Diese Fragen sind vor allem in folgenden Zusammenhang interessant: einer der VfGH-Richter (der von der SPÖ nominierte Schnizer) war offenbar befangen, weil er selbst Mitglied der Bundeswahlbehörde gewesen war, und weil sich in diesem Zusammenhang zahlreiche Problematiken ergeben:
Die Probleme mit Wahlen sind ja nicht neu, sondern es gibt sie schon seit langem. Aber 2016 war es erstmals sehr knapp, sodass eine Anfechtung eines der Kriterien erfüllen konnte, die der VfGH mit seiner Judikatur seit langem zum Kriterium macht: einer Anfechtung ist unter anderem stattzugeben, wenn die Fragwürdigkeiten für das Wahlergebnis von Bedeutung sein konnten.

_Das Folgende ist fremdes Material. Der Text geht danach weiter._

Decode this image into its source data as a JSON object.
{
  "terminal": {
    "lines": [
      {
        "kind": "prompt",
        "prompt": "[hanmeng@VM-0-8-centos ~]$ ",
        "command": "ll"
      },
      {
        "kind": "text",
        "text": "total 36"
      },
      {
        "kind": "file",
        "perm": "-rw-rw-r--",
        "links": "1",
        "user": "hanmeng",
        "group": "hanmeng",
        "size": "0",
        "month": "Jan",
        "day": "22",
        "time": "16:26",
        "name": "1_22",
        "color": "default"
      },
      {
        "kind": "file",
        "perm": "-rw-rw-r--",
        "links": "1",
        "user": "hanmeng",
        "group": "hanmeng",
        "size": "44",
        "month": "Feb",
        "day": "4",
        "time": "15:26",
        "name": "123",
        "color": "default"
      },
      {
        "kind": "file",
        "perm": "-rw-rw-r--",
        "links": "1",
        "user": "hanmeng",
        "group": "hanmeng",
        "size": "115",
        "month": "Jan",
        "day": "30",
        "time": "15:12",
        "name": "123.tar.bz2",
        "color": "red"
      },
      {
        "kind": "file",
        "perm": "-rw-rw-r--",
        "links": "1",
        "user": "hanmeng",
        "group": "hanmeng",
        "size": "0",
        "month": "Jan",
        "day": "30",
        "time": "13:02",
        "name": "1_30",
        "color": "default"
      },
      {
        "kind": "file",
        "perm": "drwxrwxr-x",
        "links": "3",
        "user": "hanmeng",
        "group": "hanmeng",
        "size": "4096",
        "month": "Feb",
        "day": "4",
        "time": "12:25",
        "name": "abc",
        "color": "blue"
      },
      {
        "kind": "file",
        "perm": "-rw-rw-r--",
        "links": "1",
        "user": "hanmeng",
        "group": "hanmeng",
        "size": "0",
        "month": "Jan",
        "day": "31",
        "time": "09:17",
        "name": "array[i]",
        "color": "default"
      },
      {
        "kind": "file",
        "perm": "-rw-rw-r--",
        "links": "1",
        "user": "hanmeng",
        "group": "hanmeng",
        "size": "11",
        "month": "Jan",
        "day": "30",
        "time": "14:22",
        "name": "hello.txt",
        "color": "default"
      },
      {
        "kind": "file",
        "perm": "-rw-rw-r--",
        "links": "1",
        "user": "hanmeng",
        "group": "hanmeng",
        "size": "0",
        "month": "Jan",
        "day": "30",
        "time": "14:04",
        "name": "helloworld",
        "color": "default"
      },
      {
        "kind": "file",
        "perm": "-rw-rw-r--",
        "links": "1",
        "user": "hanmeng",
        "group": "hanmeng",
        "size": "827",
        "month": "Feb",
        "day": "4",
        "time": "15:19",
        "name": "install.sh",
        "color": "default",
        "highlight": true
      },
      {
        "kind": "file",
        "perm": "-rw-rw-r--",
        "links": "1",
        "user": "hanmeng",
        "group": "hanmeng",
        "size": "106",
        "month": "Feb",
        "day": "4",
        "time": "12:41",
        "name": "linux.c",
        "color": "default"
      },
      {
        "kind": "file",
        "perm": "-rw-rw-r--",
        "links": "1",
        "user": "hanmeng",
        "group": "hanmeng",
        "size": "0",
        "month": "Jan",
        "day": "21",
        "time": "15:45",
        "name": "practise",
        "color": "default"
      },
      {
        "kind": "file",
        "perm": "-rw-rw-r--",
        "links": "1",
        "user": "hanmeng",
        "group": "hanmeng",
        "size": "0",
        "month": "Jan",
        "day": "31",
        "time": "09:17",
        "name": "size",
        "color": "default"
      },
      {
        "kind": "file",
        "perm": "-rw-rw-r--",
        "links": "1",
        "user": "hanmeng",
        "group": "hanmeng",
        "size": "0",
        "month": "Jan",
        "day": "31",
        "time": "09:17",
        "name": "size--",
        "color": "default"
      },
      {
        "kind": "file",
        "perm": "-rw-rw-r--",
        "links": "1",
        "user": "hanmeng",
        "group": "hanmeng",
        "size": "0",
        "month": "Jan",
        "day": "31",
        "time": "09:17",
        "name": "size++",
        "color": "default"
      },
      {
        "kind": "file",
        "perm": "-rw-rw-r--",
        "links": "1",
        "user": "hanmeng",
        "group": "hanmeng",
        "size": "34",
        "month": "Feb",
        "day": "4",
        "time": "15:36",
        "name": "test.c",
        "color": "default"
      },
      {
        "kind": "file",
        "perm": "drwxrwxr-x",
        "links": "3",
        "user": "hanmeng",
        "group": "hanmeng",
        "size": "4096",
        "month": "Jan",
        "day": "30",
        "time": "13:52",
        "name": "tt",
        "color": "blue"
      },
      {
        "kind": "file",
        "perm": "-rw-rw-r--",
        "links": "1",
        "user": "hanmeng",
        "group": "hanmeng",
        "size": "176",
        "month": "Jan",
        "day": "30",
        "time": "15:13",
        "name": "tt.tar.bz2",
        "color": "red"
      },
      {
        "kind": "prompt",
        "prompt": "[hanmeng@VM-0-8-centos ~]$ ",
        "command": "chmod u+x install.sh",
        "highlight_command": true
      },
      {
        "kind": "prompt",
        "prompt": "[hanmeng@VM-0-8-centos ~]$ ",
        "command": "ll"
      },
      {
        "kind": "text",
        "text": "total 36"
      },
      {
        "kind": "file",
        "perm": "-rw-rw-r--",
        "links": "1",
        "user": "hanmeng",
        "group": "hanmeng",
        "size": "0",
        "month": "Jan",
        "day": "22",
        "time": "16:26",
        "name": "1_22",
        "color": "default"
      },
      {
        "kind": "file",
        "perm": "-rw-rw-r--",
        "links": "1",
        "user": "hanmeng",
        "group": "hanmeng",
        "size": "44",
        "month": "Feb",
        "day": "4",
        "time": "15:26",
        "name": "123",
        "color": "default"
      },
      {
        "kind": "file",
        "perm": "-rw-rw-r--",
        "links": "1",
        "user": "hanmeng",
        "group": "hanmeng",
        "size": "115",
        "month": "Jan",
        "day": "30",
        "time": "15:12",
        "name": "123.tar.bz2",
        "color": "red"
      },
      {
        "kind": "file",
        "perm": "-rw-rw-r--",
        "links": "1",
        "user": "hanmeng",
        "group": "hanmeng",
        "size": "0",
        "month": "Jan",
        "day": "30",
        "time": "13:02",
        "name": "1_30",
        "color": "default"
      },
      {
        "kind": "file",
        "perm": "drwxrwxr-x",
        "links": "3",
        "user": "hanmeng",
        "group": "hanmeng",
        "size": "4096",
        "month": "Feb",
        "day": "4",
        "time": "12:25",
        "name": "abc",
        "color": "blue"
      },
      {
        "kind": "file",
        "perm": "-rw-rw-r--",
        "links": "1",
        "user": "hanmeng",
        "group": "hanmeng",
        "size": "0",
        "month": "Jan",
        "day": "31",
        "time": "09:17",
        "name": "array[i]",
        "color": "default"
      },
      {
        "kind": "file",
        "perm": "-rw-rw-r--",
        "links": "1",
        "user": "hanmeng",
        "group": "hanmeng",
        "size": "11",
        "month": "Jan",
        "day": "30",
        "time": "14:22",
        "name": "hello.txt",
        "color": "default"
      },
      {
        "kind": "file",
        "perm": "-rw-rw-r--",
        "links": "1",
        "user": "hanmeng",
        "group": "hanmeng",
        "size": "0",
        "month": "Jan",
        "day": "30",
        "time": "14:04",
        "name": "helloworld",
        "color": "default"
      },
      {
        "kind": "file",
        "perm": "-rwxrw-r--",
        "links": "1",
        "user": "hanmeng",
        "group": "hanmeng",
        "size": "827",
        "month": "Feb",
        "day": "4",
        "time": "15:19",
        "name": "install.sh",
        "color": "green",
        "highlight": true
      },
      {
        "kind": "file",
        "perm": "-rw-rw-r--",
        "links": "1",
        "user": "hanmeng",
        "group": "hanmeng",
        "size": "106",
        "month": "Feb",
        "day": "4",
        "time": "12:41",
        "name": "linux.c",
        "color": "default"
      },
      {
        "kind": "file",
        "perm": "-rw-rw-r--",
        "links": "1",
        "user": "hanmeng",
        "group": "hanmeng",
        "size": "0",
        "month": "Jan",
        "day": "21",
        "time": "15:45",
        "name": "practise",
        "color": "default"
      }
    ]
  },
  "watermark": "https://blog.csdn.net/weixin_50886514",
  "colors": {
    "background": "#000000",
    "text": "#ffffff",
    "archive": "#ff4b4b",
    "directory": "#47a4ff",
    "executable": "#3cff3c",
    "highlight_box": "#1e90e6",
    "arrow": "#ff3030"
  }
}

Wieso hat der betreffende Richter, der aufgrund seiner Tätigkeit in der Bundeswahlbehörde einen Erfahrungsvorsprung hatte, seine Kollegen nicht von den Problemen informiert, und eine Prüfung eingeleitet ?
Wieso hat er sich nicht für befangen erklärt und damit ein Nachrücken eines VfGH-Ersatzmitglieds ermöglicht ?
Wie wären die Abstimmungen zu den betreffenden Fragen (keine Prüfungsbereichserweiterung auf den ersten Wahlgang, keine Prüfung von Wiener Bezirken) ausgegangen, wenn der betreffende SPÖ-nahe Richter sich für befangen erklärt hätte ?
Die VfGH-Logik, dass Wahlen und Abstimmungen wiederholt werden müssen, wenn Fragwürdigkeiten für das Ergebnis von Bedeutung sein konnten, lässt sich nämlich auch auf Abstimmungen innerhalb des VfGH selbst anwenden. Abstimmungen innerhalb des VfGH werden aber nicht publiziert, insbesondere nicht von Detailfragen, es gibt keinen Ausweis der Abstimmungsverhältnisse, keine Publikation von dissenting opinions (Minderheitenmeinungen).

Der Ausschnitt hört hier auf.